DOE Yields Over School Lunches
CSA Helps Force the Issue: Principals Are Not Debt Collectors
by Yuridia Peña
The NYC Department of Education backed down from forcing school Principals to collect outstanding balances on unpaid school lunch money from parents who haven’t paid their bill after an outcry from Principals and the advocacy efforts of the CSA. The DOE has temporarily rescinded its plan to pay for the deficit from each school’s instructional budget.
“We publicly embarrassed them,” said CSA First Vice President Randi Herman. In an email from the DOE, Principals had been instructed to work with their network budget liaison to reserve tax levy funding from their budget in anticipation of an adjustment scheduled for Feb. 16 on a line entitled “Uncollected Lunch Fees Set Aside”. In other words, administrators who did not collect unpaid lunch money from parents would be docked from their own budgets.

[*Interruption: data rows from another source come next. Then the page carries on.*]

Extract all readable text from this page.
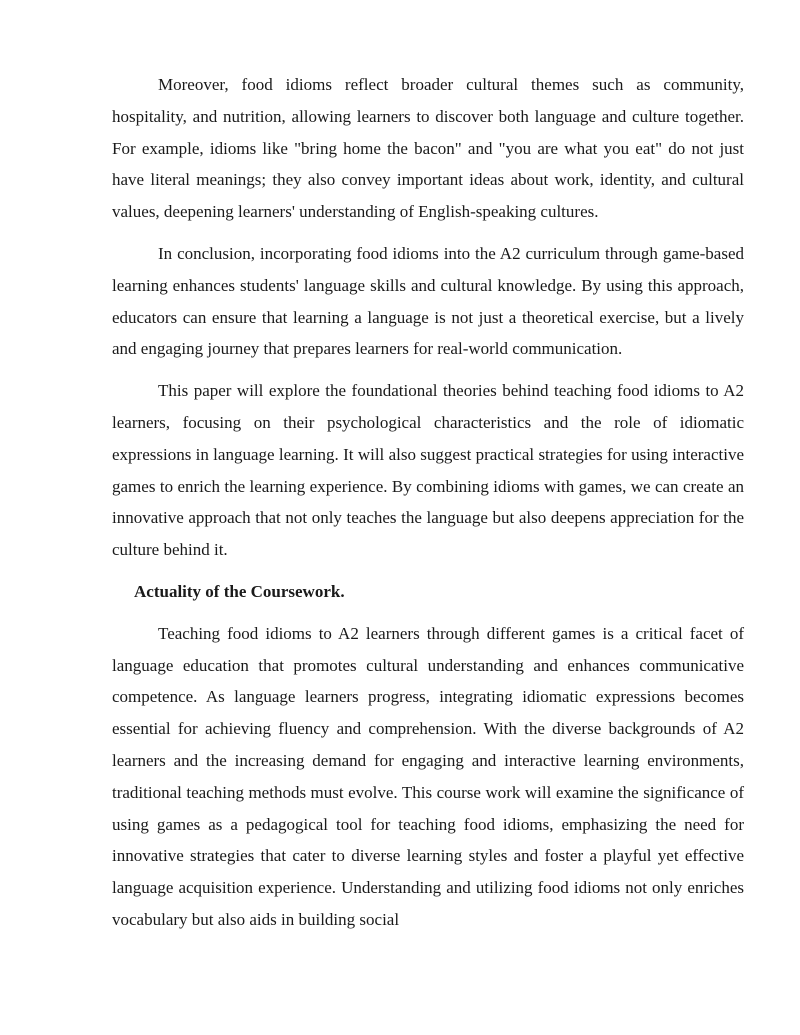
Moreover, food idioms reflect broader cultural themes such as community, hospitality, and nutrition, allowing learners to discover both language and culture together. For example, idioms like "bring home the bacon" and "you are what you eat" do not just have literal meanings; they also convey important ideas about work, identity, and cultural values, deepening learners' understanding of English-speaking cultures.

In conclusion, incorporating food idioms into the A2 curriculum through game-based learning enhances students' language skills and cultural knowledge. By using this approach, educators can ensure that learning a language is not just a theoretical exercise, but a lively and engaging journey that prepares learners for real-world communication.

This paper will explore the foundational theories behind teaching food idioms to A2 learners, focusing on their psychological characteristics and the role of idiomatic expressions in language learning. It will also suggest practical strategies for using interactive games to enrich the learning experience. By combining idioms with games, we can create an innovative approach that not only teaches the language but also deepens appreciation for the culture behind it.

Actuality of the Coursework.

Teaching food idioms to A2 learners through different games is a critical facet of language education that promotes cultural understanding and enhances communicative competence. As language learners progress, integrating idiomatic expressions becomes essential for achieving fluency and comprehension. With the diverse backgrounds of A2 learners and the increasing demand for engaging and interactive learning environments, traditional teaching methods must evolve. This course work will examine the significance of using games as a pedagogical tool for teaching food idioms, emphasizing the need for innovative strategies that cater to diverse learning styles and foster a playful yet effective language acquisition experience. Understanding and utilizing food idioms not only enriches vocabulary but also aids in building social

“The Office of School Food [and Nutrition Services] needs to address its own budgetary problems without robbing NYC public schools of scarce instructional dollars,” said Dr. Herman at a Feb. 8 City Council hearing. Dr. Herman also appeared on Fox 5’s Good Day New York on Feb. 10 where she told anchor Rosanna Scotto that Principals are faced with a tough predicament; they are forced to become debt collectors or pay it back from operating budgets. Principals pointed out that it’s already difficult to get parents involved in their kids’ educations and that hounding them for unpaid lunch monies will turn away even more parents.
News reports stated that the DOE has spent $42 million since 2004 because of uncollected lunch money. Some schools already have thousands of dollars in unpaid lunch payments this year alone.
While the DOE had said that the current economic situation will no longer allow for the city to pick up the tab, after CSA, Principals, parents and education advocates pushed back, the DOE called for an indefinite delay in this plan. Principals are advised to gather outstanding balances by collecting meal forms, entering student data and collecting monies from families who do not qualify for free meals. About 75 percent of city students qualify for reduced or free lunch.
The reality is, “…a NYC Principal will never, ever, deny a meal to a child,” said Dr. Herman. All students receive a free breakfast; lunch costs up to $1.50 per day. (NYC qualifies for the federal government’s universal meal program, which provides subsidized meals to schools.) Families who are receiving benefits through public assistance programs may be eligible for free meals.